Gerador de Chave de Acesso NF-e: 44 dígitos, sete campos, um CNPJ embutido
A chave de acesso de NF-e/NFC-e é o identificador mais denso deste site em termos de estrutura interna: 44 dígitos que concatenam sete campos distintos, incluindo um CNPJ completo (14 dígitos) do emitente do documento fiscal. Diferente de CPF ou CNPJ, que identificam uma pessoa ou empresa, a chave de NF-e identifica um documento fiscal específico — cada nota emitida tem sua própria chave única, mesmo que emitida pela mesma empresa, no mesmo dia, para o mesmo destinatário.

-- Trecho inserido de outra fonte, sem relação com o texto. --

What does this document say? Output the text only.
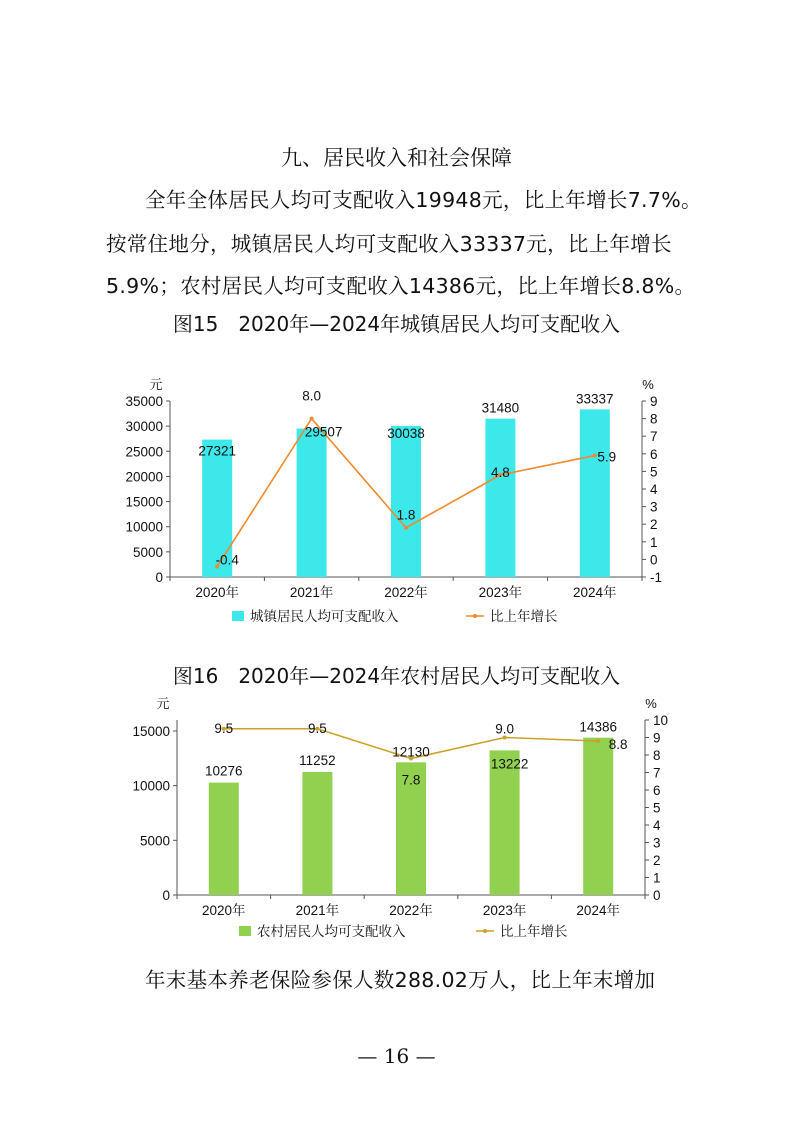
九、居民收入和社会保障
全年全体居民人均可支配收入19948元，比上年增长7.7%。
按常住地分，城镇居民人均可支配收入33337元，比上年增长
5.9%；农村居民人均可支配收入14386元，比上年增长8.8%。
图15　2020年—2024年城镇居民人均可支配收入
元	%
0
5000
10000
15000
20000
25000
30000
35000
-1
0
1
2
3
4
5
6
7
8
9
2020年	2021年	2022年	2023年	2024年
27321
29507	30038
31480
33337
-0.4
8.0
1.8
4.8
5.9
城镇居民人均可支配收入	比上年增长
图16　2020年—2024年农村居民人均可支配收入
元	%
0
5000
10000
15000
0
1
2
3
4
5
6
7
8
9
10
2020年	2021年	2022年	2023年	2024年
10276
11252
12130
13222
14386
9.5	9.5
7.8
9.0
8.8
农村居民人均可支配收入	比上年增长
年末基本养老保险参保人数288.02万人，比上年末增加
— 16 —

Os sete campos da chave (43 dígitos + 1 DV)
Da esquerda para a direita: código IBGE da UF do emitente (2 dígitos), ano e mês de emissão no formato AAMM (4 dígitos), CNPJ do emitente (14 dígitos — um CNPJ estruturalmente válido, calculado com o mesmo algoritmo já documentado na página do gerador de CNPJ), modelo do documento — 55 para NF-e ou 65 para NFC-e (2 dígitos), série (3 dígitos), número sequencial da nota (9 dígitos), tipo de emissão (1 dígito), código numérico aleatório anti-fraude (8 dígitos), e por fim o dígito verificador (1 dígito), totalizando 44. Cada um desses campos tem significado próprio para os sistemas da SEFAZ — não é uma concatenação arbitrária.
A matemática do dígito verificador
O dígito verificador é calculado por Módulo 11 com pesos cíclicos de 2 a
9, aplicados da direita para a esquerda sobre os 43 dígitos anteriores —
exatamente a mesma técnica de peso cíclico usada na matrícula de
certidão deste site, mas sobre uma base mais longa (43 dígitos em vez de
30). A soma ponderada é dividida por 11; se o resto for 0 ou 1, o dígito
verificador é 0, caso contrário é 11 - resto — a mesma
regra de conversão de resto usada no CPF e no CNPJ, aplicada aqui sobre
uma soma com pesos que se repetem em ciclos de 8 posições (2, 3, 4, 5,
6, 7, 8, 9, e de volta a 2).
Um detalhe que costuma gerar bug em implementações apressadas: como o CNPJ do emitente está embutido nos 43 dígitos, ele participa do cálculo do dígito verificador da chave inteira — mas o CNPJ em si já tem seus próprios dois dígitos verificadores internos, calculados de forma completamente independente antes de ser inserido na chave. São duas camadas de Módulo 11 sobrepostas, cada uma vinculando um subconjunto diferente de dígitos.
Uso em testes de sistemas fiscais e EDI
Sistemas de emissão fiscal, contabilidade e integração EDI entre ERPs processam a chave de NF-e constantemente — para consultar o status de uma nota na SEFAZ, para vincular uma nota de compra à nota de venda correspondente, ou para importar um XML de NF-e recebido de um fornecedor. Testes de integração desses fluxos (parsing de XML de NF-e, validação de chave antes de uma consulta à SEFAZ, geração de DANFE de teste) se beneficiam de chaves estruturalmente corretas — os 44 dígitos com dígito verificador válido — sem depender de acesso ao ambiente de homologação real da SEFAZ, que tem suas próprias regras de cadastro e disponibilidade.